More than 2100 people lost their jobs yesterday as retailer Game went into administration and immediately closed 277 unprofitable stores.

The closures represented almost half of Game’s 609 shops in Britain and Ireland, and around 40 per cent of its 5300 total employees. Administrator PwC is urgently seeking buyers for the rest of these outlets, as well as the firm’s international network of 663 stores which employ 4,000 people.

The troubled group made a loss of close to £18 million in the year to January, as it struggled with high fixed costs and competition from consumers downloading games instead of buying them in store. Its fate was sealed in recent weeks when three big suppliers - Electronic Arts, Capcom and Nintendo - all stopped supplying the firm amid fears about its creditworthiness.

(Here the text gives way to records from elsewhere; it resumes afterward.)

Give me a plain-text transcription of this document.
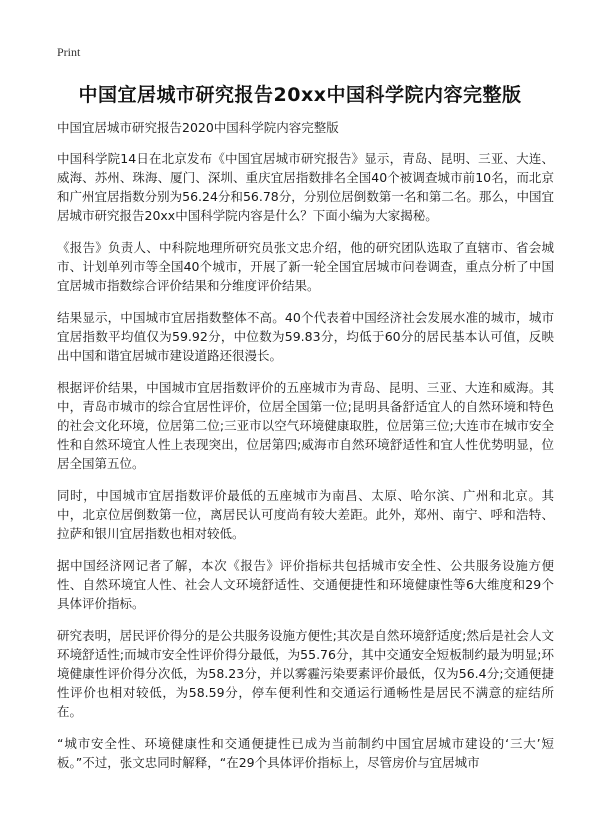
Print
中国宜居城市研究报告20xx中国科学院内容完整版

中国宜居城市研究报告2020中国科学院内容完整版

中国科学院14日在北京发布《中国宜居城市研究报告》显示，青岛、昆明、三亚、大连、威海、苏州、珠海、厦门、深圳、重庆宜居指数排名全国40个被调查城市前10名，而北京和广州宜居指数分别为56.24分和56.78分，分别位居倒数第一名和第二名。那么，中国宜居城市研究报告20xx中国科学院内容是什么？下面小编为大家揭秘。

《报告》负责人、中科院地理所研究员张文忠介绍，他的研究团队选取了直辖市、省会城市、计划单列市等全国40个城市，开展了新一轮全国宜居城市问卷调查，重点分析了中国宜居城市指数综合评价结果和分维度评价结果。

结果显示，中国城市宜居指数整体不高。40个代表着中国经济社会发展水准的城市，城市宜居指数平均值仅为59.92分，中位数为59.83分，均低于60分的居民基本认可值，反映出中国和谐宜居城市建设道路还很漫长。

根据评价结果，中国城市宜居指数评价的五座城市为青岛、昆明、三亚、大连和威海。其中，青岛市城市的综合宜居性评价，位居全国第一位;昆明具备舒适宜人的自然环境和特色的社会文化环境，位居第二位;三亚市以空气环境健康取胜，位居第三位;大连市在城市安全性和自然环境宜人性上表现突出，位居第四;威海市自然环境舒适性和宜人性优势明显，位居全国第五位。

同时，中国城市宜居指数评价最低的五座城市为南昌、太原、哈尔滨、广州和北京。其中，北京位居倒数第一位，离居民认可度尚有较大差距。此外，郑州、南宁、呼和浩特、拉萨和银川宜居指数也相对较低。

据中国经济网记者了解，本次《报告》评价指标共包括城市安全性、公共服务设施方便性、自然环境宜人性、社会人文环境舒适性、交通便捷性和环境健康性等6大维度和29个具体评价指标。

研究表明，居民评价得分的是公共服务设施方便性;其次是自然环境舒适度;然后是社会人文环境舒适性;而城市安全性评价得分最低，为55.76分，其中交通安全短板制约最为明显;环境健康性评价得分次低，为58.23分，并以雾霾污染要素评价最低，仅为56.4分;交通便捷性评价也相对较低，为58.59分，停车便利性和交通运行通畅性是居民不满意的症结所在。

“城市安全性、环境健康性和交通便捷性已成为当前制约中国宜居城市建设的‘三大’短板。”不过，张文忠同时解释，“在29个具体评价指标上，尽管房价与宜居城市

Mike Jervis, joint administrator and partner at PwC, said: "The recent job losses are regrettable but will place the company in a stronger position while we explore opportunities to conclude a sale. My team and I will be doing all we can to help the affected employees at this difficult time."

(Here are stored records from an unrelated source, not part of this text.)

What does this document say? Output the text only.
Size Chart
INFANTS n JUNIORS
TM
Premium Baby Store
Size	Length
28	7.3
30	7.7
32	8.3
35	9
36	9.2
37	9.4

Game’s chief executive Ian Shepherd resigned after administrators were appointed.

“I’ve said a number of times that the administrator, once appointed, takes charge of the business,” he said in a message to staff. “Having two people try to do that is both confusing and a waste of money. With that in mind, I’ve agreed with Mike that I will step down as CEO and the business immediately – this is my final email to you all.”

American firm GameStop has emerged as a favourite to buy some of the Game stores, while bank lenders including the Royal Bank of Scotland, HSBC and Barclays are reportedly considering taking ownership of some outlets in exchange for their debts in the business.